Digging deeper with single examples revealed that the model has a hard time making a decision whether to make a function call or not depending on the criteria we specify, instead of placing this burden on the model, I simply put a boolean flag in the function spec to specify whether or not to add a threat. So, there’s no decision to be made whether to emit an insert - and all the reasoning can happen inside the domain of producing a well formed function call.

[[functions]]
  name = "insert"
  description = "Insert new threats in the database"
  parameters = '''
{
  "type": "object",
  "required": [
    "id",
    "name",
    "reason",
    "insert"
  ],
  "properties": {
    "id": {
      "type": "string",
      "description": "The threat ID."
    },
    "name": {
      "type": "string",
      "description": "The name of the threat."
    },
    "reason": {
      "type": "string",
      "description": "Why the threat must be added."
    },
    "insert": {
      "type": "boolean",
      "description": "Whether or not the threat should be inserted."
    }
  }
}
'''

With these changes we net a more expected result given 559 CAPEC entries and 103 existing rules; 142 issues are flagged as covered and 416 are flagged as gaps.

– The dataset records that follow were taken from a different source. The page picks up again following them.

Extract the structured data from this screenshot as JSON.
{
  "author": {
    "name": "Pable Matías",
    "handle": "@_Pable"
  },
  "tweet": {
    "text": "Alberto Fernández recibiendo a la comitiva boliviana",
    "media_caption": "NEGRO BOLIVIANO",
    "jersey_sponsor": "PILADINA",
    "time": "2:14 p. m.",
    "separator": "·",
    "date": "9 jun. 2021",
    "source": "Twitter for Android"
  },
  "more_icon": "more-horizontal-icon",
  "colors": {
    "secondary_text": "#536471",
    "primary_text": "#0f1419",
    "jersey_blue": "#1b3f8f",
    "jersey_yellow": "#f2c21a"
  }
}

If you’re inclined and have the credit to spare you can compare chain-of-thought followed by an insert with this strategy head to head - let me know what results you get.

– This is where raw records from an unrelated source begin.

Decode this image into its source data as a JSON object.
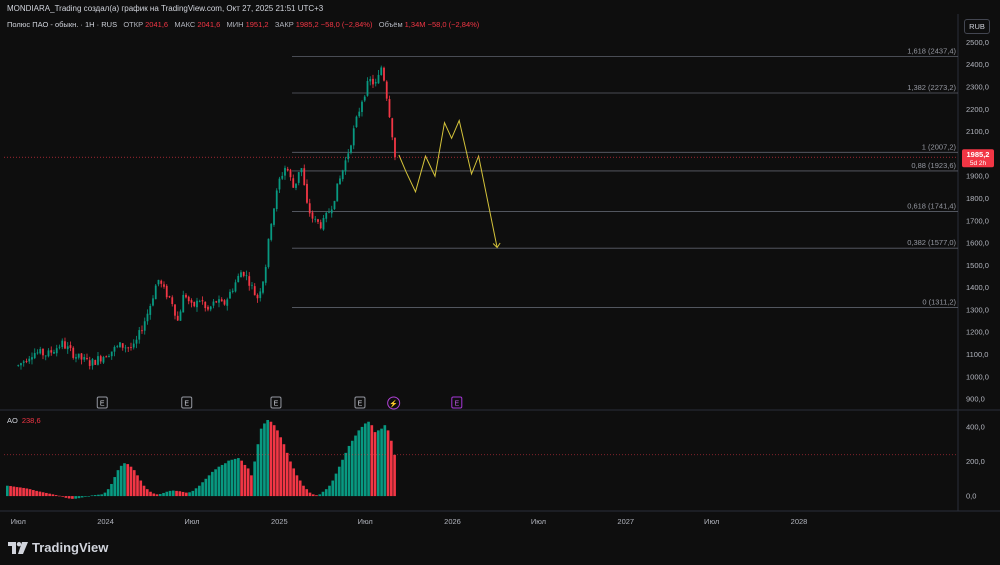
{
  "header": {
    "title": "MONDIARA_Trading создал(а) график на TradingView.com, Окт 27, 2025 21:51 UTC+3"
  },
  "symbol_info": {
    "name": "Полюс ПАО - обыкн. · 1Н · RUS",
    "open_label": "ОТКР",
    "open": "2041,6",
    "high_label": "МАКС",
    "high": "2041,6",
    "low_label": "МИН",
    "low": "1951,2",
    "close_label": "ЗАКР",
    "close": "1985,2",
    "change": "−58,0 (−2,84%)",
    "volume_label": "Объём",
    "volume": "1,34M",
    "volume_change": "−58,0 (−2,84%)"
  },
  "currency_button": "RUB",
  "ao_indicator": {
    "label": "AO",
    "value": "238,6"
  },
  "logo_text": "TradingView",
  "colors": {
    "background": "#0e0e0e",
    "up": "#089981",
    "down": "#f23645",
    "projection": "#d4c33a",
    "fib_line": "#5d606b",
    "price_tag": "#f23645"
  },
  "chart_data": [
    {
      "type": "candlestick",
      "price_axis": [
        "900,0",
        "1000,0",
        "1100,0",
        "1200,0",
        "1300,0",
        "1400,0",
        "1500,0",
        "1600,0",
        "1700,0",
        "1800,0",
        "1900,0",
        "2000,0",
        "2100,0",
        "2200,0",
        "2300,0",
        "2400,0",
        "2500,0"
      ],
      "ylim": [
        860,
        2520
      ],
      "time_axis": [
        "Июл",
        "2024",
        "Июл",
        "2025",
        "Июл",
        "2026",
        "Июл",
        "2027",
        "Июл",
        "2028"
      ],
      "last_price": {
        "value": 1985.2,
        "label": "1985,2",
        "countdown": "5d 2h"
      },
      "price_path": [
        [
          "2023-07-01",
          1050
        ],
        [
          "2023-08-01",
          1110
        ],
        [
          "2023-09-01",
          1100
        ],
        [
          "2023-10-01",
          1150
        ],
        [
          "2023-11-01",
          1090
        ],
        [
          "2023-12-01",
          1060
        ],
        [
          "2024-01-01",
          1100
        ],
        [
          "2024-02-01",
          1140
        ],
        [
          "2024-03-01",
          1130
        ],
        [
          "2024-04-01",
          1300
        ],
        [
          "2024-04-20",
          1440
        ],
        [
          "2024-05-05",
          1380
        ],
        [
          "2024-05-20",
          1340
        ],
        [
          "2024-06-01",
          1250
        ],
        [
          "2024-06-15",
          1380
        ],
        [
          "2024-07-01",
          1310
        ],
        [
          "2024-07-20",
          1350
        ],
        [
          "2024-08-01",
          1290
        ],
        [
          "2024-08-20",
          1340
        ],
        [
          "2024-09-05",
          1320
        ],
        [
          "2024-09-25",
          1400
        ],
        [
          "2024-10-15",
          1480
        ],
        [
          "2024-11-01",
          1420
        ],
        [
          "2024-11-15",
          1350
        ],
        [
          "2024-12-01",
          1460
        ],
        [
          "2024-12-15",
          1700
        ],
        [
          "2025-01-01",
          1880
        ],
        [
          "2025-01-15",
          1950
        ],
        [
          "2025-02-01",
          1840
        ],
        [
          "2025-02-15",
          1960
        ],
        [
          "2025-03-01",
          1760
        ],
        [
          "2025-03-15",
          1700
        ],
        [
          "2025-04-01",
          1680
        ],
        [
          "2025-04-20",
          1760
        ],
        [
          "2025-05-05",
          1860
        ],
        [
          "2025-05-25",
          2000
        ],
        [
          "2025-06-10",
          2130
        ],
        [
          "2025-06-25",
          2250
        ],
        [
          "2025-07-10",
          2330
        ],
        [
          "2025-07-25",
          2310
        ],
        [
          "2025-08-05",
          2400
        ],
        [
          "2025-08-20",
          2200
        ],
        [
          "2025-08-30",
          2040
        ],
        [
          "2025-09-05",
          1985.2
        ]
      ],
      "fibonacci": [
        {
          "label": "1,618 (2437,4)",
          "value": 2437.4
        },
        {
          "label": "1,382 (2273,2)",
          "value": 2273.2
        },
        {
          "label": "1 (2007,2)",
          "value": 2007.2
        },
        {
          "label": "0,88 (1923,6)",
          "value": 1923.6
        },
        {
          "label": "0,618 (1741,4)",
          "value": 1741.4
        },
        {
          "label": "0,382 (1577,0)",
          "value": 1577.0
        },
        {
          "label": "0 (1311,2)",
          "value": 1311.2
        }
      ],
      "projection": [
        [
          "2025-09-10",
          1995
        ],
        [
          "2025-09-25",
          1920
        ],
        [
          "2025-10-15",
          1830
        ],
        [
          "2025-11-05",
          1990
        ],
        [
          "2025-11-25",
          1900
        ],
        [
          "2025-12-15",
          2140
        ],
        [
          "2025-12-30",
          2070
        ],
        [
          "2026-01-15",
          2150
        ],
        [
          "2026-02-10",
          1910
        ],
        [
          "2026-02-25",
          1990
        ],
        [
          "2026-04-05",
          1580
        ]
      ],
      "earnings_markers": [
        {
          "date": "2023-12-25",
          "label": "E"
        },
        {
          "date": "2024-06-20",
          "label": "E"
        },
        {
          "date": "2024-12-25",
          "label": "E"
        },
        {
          "date": "2025-06-20",
          "label": "E"
        },
        {
          "date": "2026-01-10",
          "label": "E"
        }
      ],
      "dividend_marker": {
        "date": "2025-08-30",
        "symbol": "⚡"
      }
    },
    {
      "type": "bar",
      "title": "AO",
      "y_axis": [
        "400,0",
        "200,0",
        "0,0"
      ],
      "ylim": [
        -40,
        440
      ],
      "last_value": 238.6,
      "values": [
        60,
        58,
        55,
        52,
        50,
        47,
        44,
        40,
        35,
        30,
        26,
        22,
        18,
        14,
        10,
        6,
        2,
        -4,
        -10,
        -14,
        -16,
        -15,
        -12,
        -8,
        -4,
        0,
        4,
        6,
        8,
        10,
        20,
        40,
        70,
        110,
        150,
        175,
        190,
        185,
        170,
        150,
        120,
        90,
        60,
        40,
        25,
        15,
        10,
        12,
        18,
        25,
        30,
        32,
        30,
        28,
        24,
        20,
        22,
        30,
        45,
        60,
        80,
        100,
        120,
        140,
        155,
        170,
        180,
        190,
        205,
        210,
        215,
        220,
        205,
        180,
        160,
        120,
        200,
        300,
        390,
        420,
        440,
        430,
        410,
        380,
        340,
        300,
        250,
        200,
        160,
        120,
        90,
        60,
        40,
        20,
        10,
        5,
        10,
        25,
        40,
        60,
        90,
        130,
        170,
        210,
        250,
        290,
        320,
        350,
        380,
        400,
        420,
        430,
        410,
        370,
        380,
        390,
        410,
        380,
        320,
        238.6
      ]
    }
  ]
}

Threat condition statements

As suggested in Step 2: Generate PyTM rules from each gap the creation of fully-formed rules in one step is probably too complicated to do in one pass - as we can see in some examples of resulting ‘condition’ statements;

After fooling around (a key step) with single examples in the OpenAI playground, what becomes clear is that we need to split the task so that our first pass has the model reason about which properties / constraints to reason over, and our second actually generates the formed rule.

With this separation we get more elaborate conditional statements that are closer to what we need in a final rule;

This much improved version is also available as an example in the ThoughLoom repository.

Impact

This is the first public example that shows how to use LLMs to identify gaps and generate AppSec tool rules. While this example focused on PyTM rulesets against CAPEC, it could have been CIS benchmarks, or some other technology focused risk inventory. Just as easily as we can swap the inputs, we can swap the targets - instead of PyTM we could do Semgrep rules. Perhaps you can imagine a trending topic on twitter kicking off this process? While these generated rules get a specialist engineer off ‘blank-page’ - they still aren’t ready to pipe directly into production. I expect that these techniques will first feed into ticket backlogs, be further enhanced with more LLM tool subdivision, each step enhanced with ensemble ranking, and each stage surrounded by robust testing harnesses and feedback mechanisms.

Working from here for open source or closed source projects means adopting this approach and building your own pipeline to help limited security engineers focus on producing value that scales to the world’s software. I hope those who read and learn from this article are inspired to do that work in the commons so that we can all benefit from those innovations.

Innovation distinguishes between a leader and a follower.

Not only is it theoretically possible to employ LLMs in a critical workflow that the safety of the world’s software relies on - the practical approach to doing so using readily available technology has been thoroughly demonstrated and documented in this article.